Objective To assess any potential associations between lung cancer and gut microbiota. Methods Mendelian randomization (MR) analysis was carried out by utilizing summary data from genome-wide association studies (GWAS) of the gut microbiota and lung cancer. The gut microbiota served as an exposure. Instrumental ariables (IVs) were identified from the GWAS of 18340 participants. The GWAS study of lung cancer from Europe served as an outcome, including 29 266 lung cancer patients and 56450 controls. We used the inverse-variance weighted (IVW) method as the primary analysis. Sensitivity analysis was used to test the reliability of MR analysis results. Results IVW results showed that Genus Parabacteroides (OR=1.258, 95%CI 1.034 to 1.531, P=0.022) and Phylum Bacteroidetes (OR=1.192, 95%CI 1.001 to 1.419, P=0.048) had a positive causal association with lung cancer, and there was a negative causal association between family Bifidobacteriaceae (OR=0.845, 95%CI 0.721 to 0.989, P=0.037) and order Bifidobacteriales (OR=0.865, 95%CI 0.721 to 0.989, P=0.037) with lung cancer. Sensitivity analysis showed no evidence of reverse causality, pleiotropy, and heterogeneity.
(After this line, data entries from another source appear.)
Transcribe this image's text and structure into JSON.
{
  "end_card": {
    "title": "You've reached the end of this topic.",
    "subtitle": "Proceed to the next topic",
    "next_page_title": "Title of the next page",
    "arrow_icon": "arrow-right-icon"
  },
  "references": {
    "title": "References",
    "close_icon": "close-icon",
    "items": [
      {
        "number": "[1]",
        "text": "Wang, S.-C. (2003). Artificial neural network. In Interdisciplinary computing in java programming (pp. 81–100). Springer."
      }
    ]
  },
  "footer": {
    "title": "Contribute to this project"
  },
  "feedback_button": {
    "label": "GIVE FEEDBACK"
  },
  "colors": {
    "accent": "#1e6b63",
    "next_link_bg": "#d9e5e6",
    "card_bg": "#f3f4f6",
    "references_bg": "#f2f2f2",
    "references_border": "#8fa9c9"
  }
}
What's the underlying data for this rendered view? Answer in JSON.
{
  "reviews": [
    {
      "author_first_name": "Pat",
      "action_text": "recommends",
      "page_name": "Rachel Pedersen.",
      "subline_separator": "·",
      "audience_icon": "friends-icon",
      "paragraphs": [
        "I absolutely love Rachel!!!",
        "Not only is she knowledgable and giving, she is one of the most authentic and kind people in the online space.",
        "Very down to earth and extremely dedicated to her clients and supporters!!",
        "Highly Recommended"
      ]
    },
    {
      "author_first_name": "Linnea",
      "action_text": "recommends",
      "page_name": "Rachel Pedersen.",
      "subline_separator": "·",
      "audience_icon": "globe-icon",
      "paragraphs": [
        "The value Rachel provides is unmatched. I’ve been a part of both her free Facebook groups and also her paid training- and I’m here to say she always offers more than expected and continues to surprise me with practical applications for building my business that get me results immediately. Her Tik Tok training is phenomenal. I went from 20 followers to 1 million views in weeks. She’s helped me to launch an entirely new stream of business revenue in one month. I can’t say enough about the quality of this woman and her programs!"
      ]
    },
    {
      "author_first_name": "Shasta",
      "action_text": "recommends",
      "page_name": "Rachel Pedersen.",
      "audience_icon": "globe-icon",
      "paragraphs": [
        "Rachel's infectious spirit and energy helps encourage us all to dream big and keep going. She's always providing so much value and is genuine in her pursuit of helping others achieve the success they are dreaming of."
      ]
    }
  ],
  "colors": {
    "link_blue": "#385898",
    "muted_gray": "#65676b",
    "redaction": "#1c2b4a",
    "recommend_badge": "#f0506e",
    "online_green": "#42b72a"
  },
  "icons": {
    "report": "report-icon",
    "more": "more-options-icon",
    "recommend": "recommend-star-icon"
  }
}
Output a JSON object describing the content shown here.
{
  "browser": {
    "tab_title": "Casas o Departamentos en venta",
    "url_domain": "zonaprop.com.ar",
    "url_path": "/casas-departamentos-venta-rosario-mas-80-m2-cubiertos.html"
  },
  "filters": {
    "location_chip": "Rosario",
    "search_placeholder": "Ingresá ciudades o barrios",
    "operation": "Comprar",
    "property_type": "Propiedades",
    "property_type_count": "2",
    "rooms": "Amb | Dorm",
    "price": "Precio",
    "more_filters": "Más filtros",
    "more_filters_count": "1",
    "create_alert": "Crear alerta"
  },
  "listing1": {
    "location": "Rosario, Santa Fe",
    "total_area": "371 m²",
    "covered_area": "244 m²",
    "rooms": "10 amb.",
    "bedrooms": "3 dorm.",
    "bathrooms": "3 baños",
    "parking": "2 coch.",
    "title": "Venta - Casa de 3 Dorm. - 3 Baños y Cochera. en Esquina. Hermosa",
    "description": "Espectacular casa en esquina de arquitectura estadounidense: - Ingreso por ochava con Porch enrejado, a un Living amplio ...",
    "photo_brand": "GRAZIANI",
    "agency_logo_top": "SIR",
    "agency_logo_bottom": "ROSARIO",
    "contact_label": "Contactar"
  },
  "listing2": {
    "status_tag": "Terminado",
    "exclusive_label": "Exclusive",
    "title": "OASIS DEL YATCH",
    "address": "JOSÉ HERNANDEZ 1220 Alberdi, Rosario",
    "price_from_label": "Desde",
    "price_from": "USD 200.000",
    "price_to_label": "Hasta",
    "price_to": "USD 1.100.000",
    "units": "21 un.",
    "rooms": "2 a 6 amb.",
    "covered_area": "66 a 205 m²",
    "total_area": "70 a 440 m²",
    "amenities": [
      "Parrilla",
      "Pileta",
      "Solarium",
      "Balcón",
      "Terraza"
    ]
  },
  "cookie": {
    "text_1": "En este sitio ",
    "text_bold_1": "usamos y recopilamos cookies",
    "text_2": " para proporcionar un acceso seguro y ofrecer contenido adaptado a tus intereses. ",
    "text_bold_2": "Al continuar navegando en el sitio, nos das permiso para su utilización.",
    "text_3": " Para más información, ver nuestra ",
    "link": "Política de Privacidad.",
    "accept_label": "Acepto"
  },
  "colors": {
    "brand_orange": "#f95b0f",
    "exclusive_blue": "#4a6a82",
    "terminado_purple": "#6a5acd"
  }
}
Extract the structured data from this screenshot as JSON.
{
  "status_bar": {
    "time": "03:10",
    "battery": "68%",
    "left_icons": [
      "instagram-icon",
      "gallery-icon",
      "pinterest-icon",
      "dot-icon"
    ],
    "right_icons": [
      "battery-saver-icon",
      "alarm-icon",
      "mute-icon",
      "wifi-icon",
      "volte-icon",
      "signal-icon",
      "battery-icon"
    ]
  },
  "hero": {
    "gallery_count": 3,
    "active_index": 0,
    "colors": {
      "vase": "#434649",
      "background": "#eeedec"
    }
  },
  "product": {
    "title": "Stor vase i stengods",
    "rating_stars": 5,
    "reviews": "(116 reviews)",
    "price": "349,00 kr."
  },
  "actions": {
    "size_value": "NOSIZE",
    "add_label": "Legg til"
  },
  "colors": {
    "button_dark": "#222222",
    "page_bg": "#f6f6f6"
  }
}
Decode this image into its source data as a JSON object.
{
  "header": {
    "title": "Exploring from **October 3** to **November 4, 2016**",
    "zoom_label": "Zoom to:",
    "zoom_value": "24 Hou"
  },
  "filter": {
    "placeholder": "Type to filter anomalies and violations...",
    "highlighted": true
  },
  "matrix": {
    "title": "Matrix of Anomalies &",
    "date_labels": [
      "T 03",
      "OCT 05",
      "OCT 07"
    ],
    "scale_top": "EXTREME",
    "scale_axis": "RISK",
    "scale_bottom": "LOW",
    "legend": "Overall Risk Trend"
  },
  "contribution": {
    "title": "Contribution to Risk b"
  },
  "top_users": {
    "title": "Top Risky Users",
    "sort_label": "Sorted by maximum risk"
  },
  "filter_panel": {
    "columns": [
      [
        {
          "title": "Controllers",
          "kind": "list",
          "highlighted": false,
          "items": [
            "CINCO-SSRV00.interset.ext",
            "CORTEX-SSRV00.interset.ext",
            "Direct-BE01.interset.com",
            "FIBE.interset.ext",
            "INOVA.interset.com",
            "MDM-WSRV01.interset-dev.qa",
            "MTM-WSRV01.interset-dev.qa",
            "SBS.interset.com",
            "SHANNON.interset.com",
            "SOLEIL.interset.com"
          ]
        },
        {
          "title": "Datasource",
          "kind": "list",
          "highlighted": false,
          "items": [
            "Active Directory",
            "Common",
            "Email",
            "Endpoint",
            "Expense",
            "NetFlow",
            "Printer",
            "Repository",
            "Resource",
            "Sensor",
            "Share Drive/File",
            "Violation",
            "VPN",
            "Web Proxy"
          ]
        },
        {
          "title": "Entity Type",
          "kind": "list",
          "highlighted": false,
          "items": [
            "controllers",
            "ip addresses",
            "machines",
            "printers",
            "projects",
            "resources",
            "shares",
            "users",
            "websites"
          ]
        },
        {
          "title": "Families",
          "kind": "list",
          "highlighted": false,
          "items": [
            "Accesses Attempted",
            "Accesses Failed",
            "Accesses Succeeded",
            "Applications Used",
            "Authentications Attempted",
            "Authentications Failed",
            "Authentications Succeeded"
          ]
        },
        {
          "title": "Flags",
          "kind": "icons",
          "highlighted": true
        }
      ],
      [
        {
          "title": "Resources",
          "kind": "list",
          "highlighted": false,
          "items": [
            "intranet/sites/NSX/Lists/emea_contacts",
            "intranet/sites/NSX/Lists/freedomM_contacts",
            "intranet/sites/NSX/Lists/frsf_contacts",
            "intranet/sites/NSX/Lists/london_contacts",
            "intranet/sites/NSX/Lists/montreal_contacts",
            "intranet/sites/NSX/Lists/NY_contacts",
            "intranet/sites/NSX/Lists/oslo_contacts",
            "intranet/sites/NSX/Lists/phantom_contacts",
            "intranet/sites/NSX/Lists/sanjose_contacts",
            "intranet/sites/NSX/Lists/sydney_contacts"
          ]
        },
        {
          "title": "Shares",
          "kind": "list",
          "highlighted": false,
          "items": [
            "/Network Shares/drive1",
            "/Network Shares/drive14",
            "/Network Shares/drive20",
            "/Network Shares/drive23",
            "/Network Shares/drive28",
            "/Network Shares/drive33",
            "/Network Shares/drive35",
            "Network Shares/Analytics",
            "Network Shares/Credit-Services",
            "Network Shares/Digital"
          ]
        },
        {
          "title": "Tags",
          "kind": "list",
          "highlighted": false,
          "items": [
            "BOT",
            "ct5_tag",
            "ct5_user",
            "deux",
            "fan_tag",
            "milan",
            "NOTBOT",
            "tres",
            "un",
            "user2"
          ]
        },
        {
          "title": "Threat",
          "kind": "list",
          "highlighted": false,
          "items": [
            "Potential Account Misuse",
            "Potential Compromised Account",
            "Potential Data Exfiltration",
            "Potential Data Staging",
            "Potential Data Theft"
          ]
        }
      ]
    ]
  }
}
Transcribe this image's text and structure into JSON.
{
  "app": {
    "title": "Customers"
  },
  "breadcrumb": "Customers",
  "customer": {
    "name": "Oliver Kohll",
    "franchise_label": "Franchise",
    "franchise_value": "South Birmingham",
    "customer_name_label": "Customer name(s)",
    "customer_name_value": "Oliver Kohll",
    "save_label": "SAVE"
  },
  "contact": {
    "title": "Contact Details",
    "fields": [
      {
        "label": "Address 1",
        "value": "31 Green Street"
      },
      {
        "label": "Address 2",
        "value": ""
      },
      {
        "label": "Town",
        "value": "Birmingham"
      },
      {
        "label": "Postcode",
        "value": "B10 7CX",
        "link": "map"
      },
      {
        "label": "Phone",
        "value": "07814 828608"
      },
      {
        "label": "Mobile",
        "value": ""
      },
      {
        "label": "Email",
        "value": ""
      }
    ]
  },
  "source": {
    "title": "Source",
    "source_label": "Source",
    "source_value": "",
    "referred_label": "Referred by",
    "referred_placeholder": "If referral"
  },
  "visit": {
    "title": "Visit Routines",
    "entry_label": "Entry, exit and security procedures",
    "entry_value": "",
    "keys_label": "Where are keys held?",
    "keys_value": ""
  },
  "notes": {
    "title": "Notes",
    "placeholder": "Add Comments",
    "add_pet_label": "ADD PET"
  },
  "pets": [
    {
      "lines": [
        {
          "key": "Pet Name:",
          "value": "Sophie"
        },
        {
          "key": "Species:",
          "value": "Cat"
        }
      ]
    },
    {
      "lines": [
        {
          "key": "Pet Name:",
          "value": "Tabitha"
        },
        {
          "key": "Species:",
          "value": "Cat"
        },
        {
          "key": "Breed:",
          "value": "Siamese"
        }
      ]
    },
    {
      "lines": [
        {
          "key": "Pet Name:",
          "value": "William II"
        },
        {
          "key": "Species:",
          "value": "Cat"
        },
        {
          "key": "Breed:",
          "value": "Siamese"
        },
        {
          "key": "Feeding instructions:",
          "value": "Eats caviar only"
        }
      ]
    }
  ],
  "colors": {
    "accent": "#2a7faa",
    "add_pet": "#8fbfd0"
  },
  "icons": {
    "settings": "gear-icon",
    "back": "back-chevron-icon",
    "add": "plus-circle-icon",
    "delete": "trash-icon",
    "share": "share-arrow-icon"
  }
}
Conclusion This study demonstrates that Genus Parabacteroides and Phylum Bacteroidetes are related to an increased risk of lung cancer, family Bifidobacteriaceae and order Bifidobacteriales can reduce the risk of lung cancer. Our thorough investigations provide evidence in favor of a potential causal relationship between a number of gut microbiota-taxa and lung cancer. To demonstrate how gut microbiota influences the development of lung cancer, further research is necessary.